Alternatively, I see little downside to increased representation, as it has given many people, specifically those of different forms of sexual orientation to shine in an industry previously very critical of homosexuality.
Finally, political correctness culture regulates the arts through increased awareness of cultural appropriation. Now, the growing sensitivity to the appropriation of cultural elements in society, including arts, is heightened when those outside the culture being appropriated. This can be seen especially with musical artists such as Iggy Azalea, Justin Bieber, Katy Perry, Miley Cyrus and Gwen Stefani. Katy Perry in particular has been called out for cultural appropriation, which has led to outrage on social media, however she has addressed her mistakes commenting "I will never understand some of those things because of who I am. But I can educate myself, and that's what I'm trying to do along the way.", in response to her 2013 AMAs performance which appropriated Japanese culture where she dressed as a geisha and her appropriation of black hair styles in music video “This Is How We Do”.
While cultural appropriation by these music artists certainly do appropriate cultures and possibly offending some, many critics argue that growing sensitivity leads to further division. For example, in a 2006 interview featuring Morgan Freeman where he commented on need for Black History Month: “How do you stop racism? Stop talking about it. I’m going to stop calling you a white man and I’m going to ask you to stop calling me a black man.”.
Ultimately, the concept of political correctness is a delicate topic, and it is important to strike a balance between promoting inclusivity and diversity while allowing for freedom of speech and expression of opinion. Furthermore, supporters and critics of PC need to agree on the limit of freedom of speech and genuine hate speech, which many cite Kanye West going beyond that line with antisemitic comments resulting in companies such as Adidas terminating its partnership with him.
Thus, it is important to engage in debate over what constitutes appropriation of marginalized groups compared to appreciation of cultural practices, and encourage all groups, minority or majority to be represented in arts, rather than argue using an informal fallacy.

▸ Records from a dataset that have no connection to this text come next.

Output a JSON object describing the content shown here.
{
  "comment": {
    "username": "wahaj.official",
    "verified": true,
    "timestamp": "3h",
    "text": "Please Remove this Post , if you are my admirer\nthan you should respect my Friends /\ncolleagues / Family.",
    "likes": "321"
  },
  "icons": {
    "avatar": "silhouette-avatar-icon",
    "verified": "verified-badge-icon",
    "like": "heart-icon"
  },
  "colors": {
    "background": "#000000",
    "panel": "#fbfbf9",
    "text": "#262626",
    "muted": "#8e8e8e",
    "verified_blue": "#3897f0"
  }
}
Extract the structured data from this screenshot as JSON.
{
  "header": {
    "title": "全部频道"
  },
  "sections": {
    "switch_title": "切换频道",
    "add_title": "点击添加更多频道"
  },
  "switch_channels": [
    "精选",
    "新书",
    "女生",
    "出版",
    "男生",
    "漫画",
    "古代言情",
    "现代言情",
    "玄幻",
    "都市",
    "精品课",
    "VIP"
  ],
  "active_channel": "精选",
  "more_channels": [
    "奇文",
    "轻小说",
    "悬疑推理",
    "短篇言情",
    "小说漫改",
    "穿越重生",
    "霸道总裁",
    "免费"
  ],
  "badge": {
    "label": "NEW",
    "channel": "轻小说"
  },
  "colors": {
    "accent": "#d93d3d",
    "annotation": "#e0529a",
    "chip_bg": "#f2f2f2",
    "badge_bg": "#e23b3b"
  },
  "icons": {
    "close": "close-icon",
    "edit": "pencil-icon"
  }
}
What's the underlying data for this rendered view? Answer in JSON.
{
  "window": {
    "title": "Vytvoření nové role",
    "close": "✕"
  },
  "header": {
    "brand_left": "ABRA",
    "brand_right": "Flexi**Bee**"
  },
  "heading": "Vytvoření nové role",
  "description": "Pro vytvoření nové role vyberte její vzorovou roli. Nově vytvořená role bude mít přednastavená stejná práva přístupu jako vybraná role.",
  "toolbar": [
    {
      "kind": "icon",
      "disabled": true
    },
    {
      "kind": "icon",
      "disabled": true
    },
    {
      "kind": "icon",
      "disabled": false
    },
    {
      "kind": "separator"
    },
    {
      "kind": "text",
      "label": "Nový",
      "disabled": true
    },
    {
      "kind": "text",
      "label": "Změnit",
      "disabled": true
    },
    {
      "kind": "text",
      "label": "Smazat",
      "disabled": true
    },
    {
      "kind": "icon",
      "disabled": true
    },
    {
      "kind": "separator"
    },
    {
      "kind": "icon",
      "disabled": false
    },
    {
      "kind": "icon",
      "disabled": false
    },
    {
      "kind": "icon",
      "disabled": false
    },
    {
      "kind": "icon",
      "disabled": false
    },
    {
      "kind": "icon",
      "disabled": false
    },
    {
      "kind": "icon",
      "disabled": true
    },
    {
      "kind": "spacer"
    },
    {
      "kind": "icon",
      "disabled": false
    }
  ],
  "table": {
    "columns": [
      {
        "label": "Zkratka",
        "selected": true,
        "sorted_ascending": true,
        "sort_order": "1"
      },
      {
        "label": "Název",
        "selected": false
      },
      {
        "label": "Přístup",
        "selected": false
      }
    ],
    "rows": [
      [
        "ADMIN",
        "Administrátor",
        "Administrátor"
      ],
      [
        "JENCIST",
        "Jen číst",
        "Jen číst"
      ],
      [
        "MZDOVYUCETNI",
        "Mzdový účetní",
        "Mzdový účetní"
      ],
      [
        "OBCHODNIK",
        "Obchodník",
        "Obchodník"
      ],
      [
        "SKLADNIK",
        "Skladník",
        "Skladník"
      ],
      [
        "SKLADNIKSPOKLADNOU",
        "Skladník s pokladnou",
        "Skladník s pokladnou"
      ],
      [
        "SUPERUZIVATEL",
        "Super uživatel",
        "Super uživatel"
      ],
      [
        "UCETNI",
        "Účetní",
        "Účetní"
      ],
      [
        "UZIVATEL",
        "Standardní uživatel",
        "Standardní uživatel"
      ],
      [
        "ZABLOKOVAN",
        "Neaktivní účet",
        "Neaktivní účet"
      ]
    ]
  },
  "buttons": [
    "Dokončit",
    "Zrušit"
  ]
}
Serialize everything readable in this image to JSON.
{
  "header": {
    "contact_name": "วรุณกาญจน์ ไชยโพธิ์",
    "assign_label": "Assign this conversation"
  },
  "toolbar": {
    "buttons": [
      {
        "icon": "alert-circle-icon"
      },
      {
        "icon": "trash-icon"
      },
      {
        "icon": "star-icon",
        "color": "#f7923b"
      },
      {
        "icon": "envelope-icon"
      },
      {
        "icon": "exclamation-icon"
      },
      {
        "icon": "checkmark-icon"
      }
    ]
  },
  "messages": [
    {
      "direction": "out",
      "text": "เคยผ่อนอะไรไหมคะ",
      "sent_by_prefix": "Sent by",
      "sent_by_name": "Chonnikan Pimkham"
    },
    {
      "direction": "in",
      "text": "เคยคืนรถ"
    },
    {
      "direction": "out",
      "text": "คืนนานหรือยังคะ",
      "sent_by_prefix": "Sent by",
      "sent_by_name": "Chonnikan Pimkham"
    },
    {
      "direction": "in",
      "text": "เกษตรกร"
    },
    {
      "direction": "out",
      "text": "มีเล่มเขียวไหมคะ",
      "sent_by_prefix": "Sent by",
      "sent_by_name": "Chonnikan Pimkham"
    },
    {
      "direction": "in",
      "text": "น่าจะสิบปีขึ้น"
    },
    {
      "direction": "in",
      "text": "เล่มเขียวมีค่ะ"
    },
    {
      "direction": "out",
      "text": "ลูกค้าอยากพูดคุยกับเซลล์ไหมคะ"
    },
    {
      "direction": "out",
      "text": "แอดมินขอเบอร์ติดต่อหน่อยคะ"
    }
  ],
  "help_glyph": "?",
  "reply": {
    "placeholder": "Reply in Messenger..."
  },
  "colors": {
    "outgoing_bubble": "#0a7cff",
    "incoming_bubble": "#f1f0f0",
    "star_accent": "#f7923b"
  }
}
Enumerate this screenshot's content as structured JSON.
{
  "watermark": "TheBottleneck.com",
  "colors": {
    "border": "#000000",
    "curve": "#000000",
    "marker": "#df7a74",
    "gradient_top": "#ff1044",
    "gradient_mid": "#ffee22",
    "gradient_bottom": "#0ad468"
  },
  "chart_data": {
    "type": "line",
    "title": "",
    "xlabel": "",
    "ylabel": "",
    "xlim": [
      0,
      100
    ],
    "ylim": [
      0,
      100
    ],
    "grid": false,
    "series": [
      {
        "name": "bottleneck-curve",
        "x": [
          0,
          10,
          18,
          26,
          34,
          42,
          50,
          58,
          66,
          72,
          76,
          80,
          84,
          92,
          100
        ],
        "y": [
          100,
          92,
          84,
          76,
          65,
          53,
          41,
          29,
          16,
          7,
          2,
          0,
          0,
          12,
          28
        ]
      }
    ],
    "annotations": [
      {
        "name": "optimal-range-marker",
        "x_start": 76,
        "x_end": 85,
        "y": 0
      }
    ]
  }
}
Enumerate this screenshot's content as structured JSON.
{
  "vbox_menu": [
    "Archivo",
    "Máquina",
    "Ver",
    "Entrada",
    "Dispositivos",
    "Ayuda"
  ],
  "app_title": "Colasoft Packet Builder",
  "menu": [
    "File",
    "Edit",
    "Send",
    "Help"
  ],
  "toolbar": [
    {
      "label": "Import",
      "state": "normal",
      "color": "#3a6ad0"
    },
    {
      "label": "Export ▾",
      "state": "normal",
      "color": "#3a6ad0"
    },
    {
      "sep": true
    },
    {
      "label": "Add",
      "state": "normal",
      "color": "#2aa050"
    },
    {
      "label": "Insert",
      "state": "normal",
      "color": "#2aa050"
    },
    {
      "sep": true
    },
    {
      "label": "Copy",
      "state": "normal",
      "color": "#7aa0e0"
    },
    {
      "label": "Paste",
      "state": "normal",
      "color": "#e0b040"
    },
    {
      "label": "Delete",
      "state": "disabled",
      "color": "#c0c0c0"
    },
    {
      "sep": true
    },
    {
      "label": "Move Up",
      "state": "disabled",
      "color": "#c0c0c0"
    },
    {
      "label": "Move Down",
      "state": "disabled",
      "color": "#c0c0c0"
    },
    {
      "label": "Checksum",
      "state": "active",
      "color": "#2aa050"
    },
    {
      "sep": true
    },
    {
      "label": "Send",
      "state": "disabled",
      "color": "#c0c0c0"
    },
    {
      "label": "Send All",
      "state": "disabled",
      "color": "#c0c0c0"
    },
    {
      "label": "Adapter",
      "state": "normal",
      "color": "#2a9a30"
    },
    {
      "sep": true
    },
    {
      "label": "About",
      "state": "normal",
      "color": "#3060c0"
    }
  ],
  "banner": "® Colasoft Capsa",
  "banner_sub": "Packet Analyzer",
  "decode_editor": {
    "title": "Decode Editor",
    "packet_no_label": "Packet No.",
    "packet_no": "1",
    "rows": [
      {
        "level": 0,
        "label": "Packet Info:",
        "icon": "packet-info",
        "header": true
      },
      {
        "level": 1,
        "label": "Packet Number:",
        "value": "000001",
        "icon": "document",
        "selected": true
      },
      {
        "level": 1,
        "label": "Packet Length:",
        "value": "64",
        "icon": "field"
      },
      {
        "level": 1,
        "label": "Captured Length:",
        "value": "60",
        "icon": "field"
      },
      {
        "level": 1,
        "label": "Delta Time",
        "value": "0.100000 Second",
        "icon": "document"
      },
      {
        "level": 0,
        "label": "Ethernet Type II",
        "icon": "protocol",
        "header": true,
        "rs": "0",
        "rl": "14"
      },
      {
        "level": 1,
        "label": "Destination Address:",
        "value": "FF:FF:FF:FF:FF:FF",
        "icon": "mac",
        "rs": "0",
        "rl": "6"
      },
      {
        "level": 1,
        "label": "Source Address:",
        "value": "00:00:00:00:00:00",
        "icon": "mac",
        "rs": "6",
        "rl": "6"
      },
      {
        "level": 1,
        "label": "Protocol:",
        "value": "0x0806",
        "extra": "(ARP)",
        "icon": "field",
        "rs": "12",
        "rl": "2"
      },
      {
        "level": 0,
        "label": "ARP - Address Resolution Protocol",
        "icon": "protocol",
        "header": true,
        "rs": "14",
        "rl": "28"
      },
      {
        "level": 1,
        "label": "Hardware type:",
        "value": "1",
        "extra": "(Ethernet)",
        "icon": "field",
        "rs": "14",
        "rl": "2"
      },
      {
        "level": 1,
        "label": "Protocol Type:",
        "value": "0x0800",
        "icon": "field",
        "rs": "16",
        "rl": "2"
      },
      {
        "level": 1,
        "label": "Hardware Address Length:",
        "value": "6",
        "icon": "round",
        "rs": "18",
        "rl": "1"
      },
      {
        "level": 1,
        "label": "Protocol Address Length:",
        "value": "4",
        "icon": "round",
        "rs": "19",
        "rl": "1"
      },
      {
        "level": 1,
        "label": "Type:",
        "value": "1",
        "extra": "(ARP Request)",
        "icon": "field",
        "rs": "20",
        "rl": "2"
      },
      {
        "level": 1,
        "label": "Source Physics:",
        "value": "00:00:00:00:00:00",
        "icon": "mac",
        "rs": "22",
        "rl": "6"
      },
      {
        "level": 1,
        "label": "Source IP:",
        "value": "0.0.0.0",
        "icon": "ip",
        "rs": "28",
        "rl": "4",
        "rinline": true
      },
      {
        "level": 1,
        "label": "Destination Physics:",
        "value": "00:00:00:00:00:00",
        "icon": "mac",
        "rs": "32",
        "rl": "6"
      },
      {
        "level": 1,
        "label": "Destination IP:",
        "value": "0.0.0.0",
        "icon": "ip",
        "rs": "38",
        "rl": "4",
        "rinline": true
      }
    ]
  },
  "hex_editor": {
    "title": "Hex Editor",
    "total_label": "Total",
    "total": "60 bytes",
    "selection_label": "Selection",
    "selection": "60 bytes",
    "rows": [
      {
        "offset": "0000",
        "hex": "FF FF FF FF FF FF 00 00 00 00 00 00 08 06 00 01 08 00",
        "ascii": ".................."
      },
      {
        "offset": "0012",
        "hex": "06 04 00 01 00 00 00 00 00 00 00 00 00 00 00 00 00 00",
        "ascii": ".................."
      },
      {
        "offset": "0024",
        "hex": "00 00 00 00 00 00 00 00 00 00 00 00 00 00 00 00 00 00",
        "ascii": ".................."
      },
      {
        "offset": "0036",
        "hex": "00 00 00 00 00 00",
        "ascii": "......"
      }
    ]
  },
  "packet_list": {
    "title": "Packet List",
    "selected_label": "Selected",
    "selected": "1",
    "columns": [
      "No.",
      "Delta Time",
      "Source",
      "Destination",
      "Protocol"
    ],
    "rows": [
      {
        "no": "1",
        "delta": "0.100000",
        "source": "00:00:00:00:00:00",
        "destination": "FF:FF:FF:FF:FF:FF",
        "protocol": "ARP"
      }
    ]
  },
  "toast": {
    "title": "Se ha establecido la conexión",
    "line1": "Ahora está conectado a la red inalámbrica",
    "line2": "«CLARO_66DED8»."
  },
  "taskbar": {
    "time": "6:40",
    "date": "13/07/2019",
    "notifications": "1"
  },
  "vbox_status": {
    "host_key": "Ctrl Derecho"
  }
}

In conclusion, political correctness is a complex and intricate issue facing the arts that has both positive and negative aspects. PC has been successful in promoting inclusivity and diversity within many forms of art, whether representation behind the scenes or in the art itself. However, it has also been criticised for being overly restrictive and stifling free speech, which is what art has always been about. It is imperative to find a balance between promoting inclusivity while also allowing for freedom of speech and expression for alternate views.